The Wall of Storms is the follow up to The Grace of Kings. I started reading this immediately after I finished reading the last novel. I absolutely loved the first book in the series, so the bar was high for this novel. Perhaps, the bar was set to high, because I was a little disappointed in this novel. It’s not that it was bad, but it clearly does not measure up to the first novel in the series.
The novel takes place about ten years after The Grace of Kings. Kuni Garu is now the emperor trying to keep his kingdom together with duct tape and cult of personality. He faces treachery from within his own house, disgruntled nobles in the various kingdoms, and followers of the deceased hegemon. This is all the prelude to an upcoming invasion by a group of people who seem kind of like Vikings, but instead of longships they have flying beasts that breathe fire and are capable of all sorts of destruction.
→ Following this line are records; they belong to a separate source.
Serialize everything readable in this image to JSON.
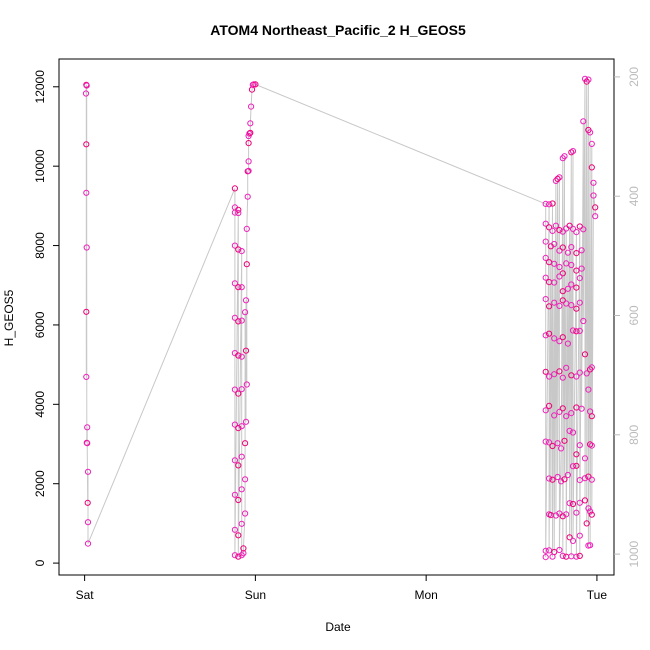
{
  "chart_data": {
    "type": "scatter",
    "title": "ATOM4 Northeast_Pacific_2 H_GEOS5",
    "xlabel": "Date",
    "ylabel": "H_GEOS5",
    "x_ticks": [
      "Sat",
      "Sun",
      "Mon",
      "Tue"
    ],
    "xlim": [
      -0.15,
      3.1
    ],
    "ylim": [
      -300,
      12700
    ],
    "y_ticks": [
      0,
      2000,
      4000,
      6000,
      8000,
      10000,
      12000
    ],
    "right_axis": {
      "ylim": [
        1035,
        170
      ],
      "ticks": [
        200,
        400,
        600,
        800,
        1000
      ]
    },
    "grid": false,
    "point_colors": [
      "#ee22bb",
      "#ee0077"
    ],
    "line_color": "#c8c8c8",
    "series": [
      {
        "values_x_unit": "days since Sat 00:00",
        "points": [
          [
            0.01,
            12050
          ],
          [
            0.012,
            12030
          ],
          [
            0.008,
            11830
          ],
          [
            0.01,
            10550
          ],
          [
            0.01,
            9330
          ],
          [
            0.012,
            7950
          ],
          [
            0.01,
            6330
          ],
          [
            0.01,
            4690
          ],
          [
            0.015,
            3420
          ],
          [
            0.013,
            3030
          ],
          [
            0.015,
            3020
          ],
          [
            0.02,
            2300
          ],
          [
            0.018,
            1520
          ],
          [
            0.02,
            1030
          ],
          [
            0.02,
            490
          ],
          [
            0.88,
            9440
          ],
          [
            0.88,
            8960
          ],
          [
            0.88,
            8830
          ],
          [
            0.9,
            8900
          ],
          [
            0.9,
            8820
          ],
          [
            0.88,
            8000
          ],
          [
            0.9,
            7900
          ],
          [
            0.92,
            7860
          ],
          [
            0.88,
            7050
          ],
          [
            0.9,
            6950
          ],
          [
            0.92,
            6950
          ],
          [
            0.88,
            6180
          ],
          [
            0.9,
            6090
          ],
          [
            0.92,
            6110
          ],
          [
            0.88,
            5290
          ],
          [
            0.9,
            5230
          ],
          [
            0.92,
            5200
          ],
          [
            0.88,
            4370
          ],
          [
            0.9,
            4270
          ],
          [
            0.92,
            4380
          ],
          [
            0.88,
            3490
          ],
          [
            0.9,
            3400
          ],
          [
            0.92,
            3450
          ],
          [
            0.88,
            2590
          ],
          [
            0.9,
            2460
          ],
          [
            0.92,
            2680
          ],
          [
            0.88,
            1720
          ],
          [
            0.9,
            1590
          ],
          [
            0.92,
            1860
          ],
          [
            0.88,
            840
          ],
          [
            0.9,
            700
          ],
          [
            0.92,
            990
          ],
          [
            0.88,
            200
          ],
          [
            0.9,
            160
          ],
          [
            0.92,
            200
          ],
          [
            0.93,
            250
          ],
          [
            0.93,
            370
          ],
          [
            0.94,
            1250
          ],
          [
            0.94,
            2110
          ],
          [
            0.94,
            3020
          ],
          [
            0.945,
            3560
          ],
          [
            0.95,
            4500
          ],
          [
            0.945,
            5350
          ],
          [
            0.94,
            6320
          ],
          [
            0.945,
            6620
          ],
          [
            0.95,
            7530
          ],
          [
            0.95,
            8420
          ],
          [
            0.955,
            9230
          ],
          [
            0.955,
            9870
          ],
          [
            0.96,
            9880
          ],
          [
            0.96,
            10120
          ],
          [
            0.96,
            10580
          ],
          [
            0.96,
            10760
          ],
          [
            0.965,
            10820
          ],
          [
            0.97,
            10840
          ],
          [
            0.97,
            11080
          ],
          [
            0.975,
            11500
          ],
          [
            0.98,
            11930
          ],
          [
            0.985,
            12050
          ],
          [
            0.99,
            12060
          ],
          [
            1.0,
            12060
          ],
          [
            2.7,
            9050
          ],
          [
            2.72,
            9040
          ],
          [
            2.74,
            9060
          ],
          [
            2.76,
            9630
          ],
          [
            2.78,
            9720
          ],
          [
            2.77,
            9680
          ],
          [
            2.8,
            10200
          ],
          [
            2.81,
            10250
          ],
          [
            2.85,
            10350
          ],
          [
            2.86,
            10380
          ],
          [
            2.93,
            12200
          ],
          [
            2.94,
            12130
          ],
          [
            2.95,
            12180
          ],
          [
            2.92,
            11130
          ],
          [
            2.95,
            10910
          ],
          [
            2.96,
            10850
          ],
          [
            2.97,
            10560
          ],
          [
            2.97,
            9970
          ],
          [
            2.98,
            9580
          ],
          [
            2.98,
            9260
          ],
          [
            2.99,
            8960
          ],
          [
            2.99,
            8740
          ],
          [
            2.7,
            8550
          ],
          [
            2.72,
            8460
          ],
          [
            2.74,
            8370
          ],
          [
            2.76,
            8500
          ],
          [
            2.78,
            8390
          ],
          [
            2.8,
            8350
          ],
          [
            2.82,
            8430
          ],
          [
            2.84,
            8500
          ],
          [
            2.86,
            8420
          ],
          [
            2.88,
            8340
          ],
          [
            2.9,
            8480
          ],
          [
            2.92,
            8410
          ],
          [
            2.7,
            8100
          ],
          [
            2.73,
            7980
          ],
          [
            2.75,
            8040
          ],
          [
            2.78,
            7870
          ],
          [
            2.8,
            7950
          ],
          [
            2.83,
            7820
          ],
          [
            2.85,
            7960
          ],
          [
            2.88,
            7810
          ],
          [
            2.91,
            7880
          ],
          [
            2.7,
            7690
          ],
          [
            2.72,
            7580
          ],
          [
            2.75,
            7540
          ],
          [
            2.78,
            7460
          ],
          [
            2.8,
            7300
          ],
          [
            2.82,
            7550
          ],
          [
            2.85,
            7510
          ],
          [
            2.88,
            7370
          ],
          [
            2.91,
            7420
          ],
          [
            2.7,
            7190
          ],
          [
            2.72,
            7080
          ],
          [
            2.75,
            7070
          ],
          [
            2.78,
            7220
          ],
          [
            2.8,
            6850
          ],
          [
            2.83,
            6910
          ],
          [
            2.85,
            7020
          ],
          [
            2.88,
            6940
          ],
          [
            2.9,
            7180
          ],
          [
            2.7,
            6650
          ],
          [
            2.72,
            6470
          ],
          [
            2.75,
            6560
          ],
          [
            2.78,
            6480
          ],
          [
            2.8,
            6620
          ],
          [
            2.82,
            6540
          ],
          [
            2.85,
            6500
          ],
          [
            2.88,
            6410
          ],
          [
            2.9,
            6560
          ],
          [
            2.7,
            5740
          ],
          [
            2.72,
            5780
          ],
          [
            2.75,
            5660
          ],
          [
            2.78,
            5590
          ],
          [
            2.8,
            5690
          ],
          [
            2.83,
            5530
          ],
          [
            2.86,
            5860
          ],
          [
            2.88,
            5840
          ],
          [
            2.9,
            5850
          ],
          [
            2.92,
            6100
          ],
          [
            2.7,
            4820
          ],
          [
            2.72,
            4700
          ],
          [
            2.75,
            4760
          ],
          [
            2.78,
            4830
          ],
          [
            2.8,
            4670
          ],
          [
            2.82,
            4920
          ],
          [
            2.85,
            4730
          ],
          [
            2.88,
            4700
          ],
          [
            2.9,
            4800
          ],
          [
            2.93,
            5260
          ],
          [
            2.94,
            4780
          ],
          [
            2.95,
            4370
          ],
          [
            2.96,
            4880
          ],
          [
            2.97,
            4930
          ],
          [
            2.7,
            3850
          ],
          [
            2.72,
            3960
          ],
          [
            2.75,
            3720
          ],
          [
            2.78,
            3810
          ],
          [
            2.8,
            3900
          ],
          [
            2.82,
            3700
          ],
          [
            2.85,
            3780
          ],
          [
            2.88,
            3920
          ],
          [
            2.91,
            3890
          ],
          [
            2.96,
            3820
          ],
          [
            2.97,
            3700
          ],
          [
            2.7,
            3060
          ],
          [
            2.72,
            3040
          ],
          [
            2.74,
            2950
          ],
          [
            2.77,
            3020
          ],
          [
            2.79,
            2890
          ],
          [
            2.81,
            3080
          ],
          [
            2.84,
            3330
          ],
          [
            2.86,
            3290
          ],
          [
            2.88,
            2740
          ],
          [
            2.9,
            2970
          ],
          [
            2.93,
            2640
          ],
          [
            2.96,
            2990
          ],
          [
            2.97,
            2960
          ],
          [
            2.72,
            2130
          ],
          [
            2.74,
            2100
          ],
          [
            2.77,
            2170
          ],
          [
            2.79,
            2060
          ],
          [
            2.81,
            2110
          ],
          [
            2.83,
            2220
          ],
          [
            2.86,
            2440
          ],
          [
            2.88,
            2450
          ],
          [
            2.9,
            2090
          ],
          [
            2.93,
            2140
          ],
          [
            2.95,
            2180
          ],
          [
            2.97,
            2100
          ],
          [
            2.72,
            1230
          ],
          [
            2.73,
            1210
          ],
          [
            2.76,
            1200
          ],
          [
            2.78,
            1250
          ],
          [
            2.8,
            1180
          ],
          [
            2.82,
            1230
          ],
          [
            2.84,
            1510
          ],
          [
            2.86,
            1490
          ],
          [
            2.88,
            1270
          ],
          [
            2.9,
            1520
          ],
          [
            2.93,
            1580
          ],
          [
            2.95,
            1380
          ],
          [
            2.96,
            1300
          ],
          [
            2.97,
            1220
          ],
          [
            2.7,
            310
          ],
          [
            2.72,
            320
          ],
          [
            2.75,
            280
          ],
          [
            2.78,
            330
          ],
          [
            2.8,
            180
          ],
          [
            2.82,
            160
          ],
          [
            2.85,
            170
          ],
          [
            2.88,
            160
          ],
          [
            2.9,
            180
          ],
          [
            2.7,
            150
          ],
          [
            2.74,
            160
          ],
          [
            2.84,
            650
          ],
          [
            2.86,
            560
          ],
          [
            2.9,
            690
          ],
          [
            2.94,
            1000
          ],
          [
            2.95,
            440
          ],
          [
            2.96,
            450
          ]
        ]
      }
    ]
  }
}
There is a lot of intrigue in this novel. There are also all sorts of technological innovations, which set this series apart from any epic fantasy series I have ever read, where magic is replaced by primitive (by our standards) technological innovation. There are, however, two big problems in this novel. One is that it is overwritten. It doesn’t have to be nearly as long as it is. I think if about 200 pages or so were chopped off, it would have been a better read. There are entire passages and flashbacks that contribute little to the story. The second point is that the characters in the first novel were terrific. They were phased out or killed off in this novel, for the most part, and the next generation of characters replacing them, which were more in focus here, were not nearly as compelling. In any story, but especially a series, the characters are the lifeblood of the story.
The ending of the novel sets up for a third in the series, and I will be interested in reading it, but my enthusiasm for it has waned a bit.